クロロ=ルシルフルが初めてその家を訪ったのは、まだ彼が青年期にようやっと差し掛かった頃のことである。今になってみると、彼にはそのことが、偶発的な出来事ではなく、まるであらかじめ定められた予定調和、乃至第三者がひどく意図的に、そうしようという意志を持ってすべての物事を誘導した結果そうさせられた事象であったようにすら感じられることがある。しかしかといって、彼は超自然的な存在を信じてはいるわけではないし、人生にあらかじめシナリオがあるとも考えていない。それは今もであるし、昔から変わらない彼の思想だった。

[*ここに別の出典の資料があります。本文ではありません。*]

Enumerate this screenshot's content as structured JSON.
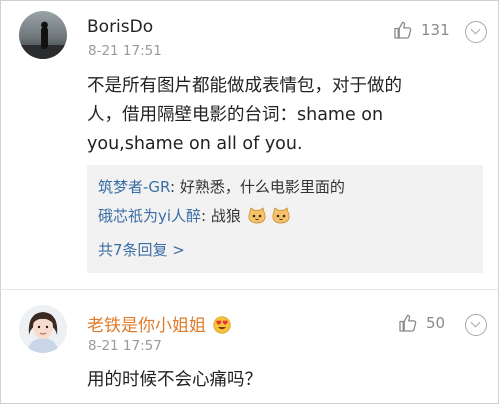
{
  "comments": [
    {
      "username": "BorisDo",
      "time": "8-21 17:51",
      "likes": "131",
      "text_line1": "不是所有图片都能做成表情包，对于做的",
      "text_line2": "人，借用隔壁电影的台词：shame on",
      "text_line3": "you,shame on all of you.",
      "replies": [
        {
          "user": "筑梦者-GR",
          "separator": ": ",
          "text": "好熟悉，什么电影里面的"
        },
        {
          "user": "硪芯祇为yi人醉",
          "separator": ": ",
          "text": "战狼"
        }
      ],
      "reply_count": "共7条回复 >"
    },
    {
      "username": "老铁是你小姐姐",
      "time": "8-21 17:57",
      "likes": "50",
      "text_line1": "用的时候不会心痛吗？"
    }
  ],
  "colors": {
    "link": "#3a6ea5",
    "highlight_name": "#e07b2a",
    "muted": "#9a9a9a",
    "reply_bg": "#f2f2f2"
  },
  "icons": [
    "thumbs-up-icon",
    "chevron-down-icon",
    "cat-emoji-icon",
    "heart-eyes-emoji-icon"
  ]
}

 物事にはすべて原因と結果があるものだし、生命とは生れ落ちた瞬間から摩耗され消耗され続けるものである。解けない手品などない。種のない手品など存在しないからだ。彼には有神論だ無神論だなどという信奉する論説はなかったし、そのどちらの議論も馬鹿げていると感じていた。彼は人生に対してそれほど夢見がちでも悲観的でもなかった。彼は自らの人生―――人間の生というものにポジティブな思考を持っていた。同時にずば抜けて客観的な視点を持つ彼は、開拓者というにはスマート過ぎるが独立心が強く、また、徹頭徹尾、冷静でもあった。それでいて、自らの人生の発展と開発に熱心であった。彼は神を持たなかった。いうなれば、自らが自身に対するそれあったのだ。
 その彼には、自分がその家へ誘われる―――いやがおうなくその家を訪れることが決定してゆく過程に身を置く感覚というのが、とても新鮮で、なおかつ興味深く感じられた。彼に働きかけたその不可思議な力は、見えずとも確かに存在するようだった。複数の人間が手配を整え、彼の家の家人たちがそれを要望し、彼はそれを受けて自ら選んだ。その結果の訪問であったに違いないが、しかしやはり、これら一連の事象にかかわった人間たちの外側から、もうひとつ別の思惑が働いていたように、彼には思えてならないのである。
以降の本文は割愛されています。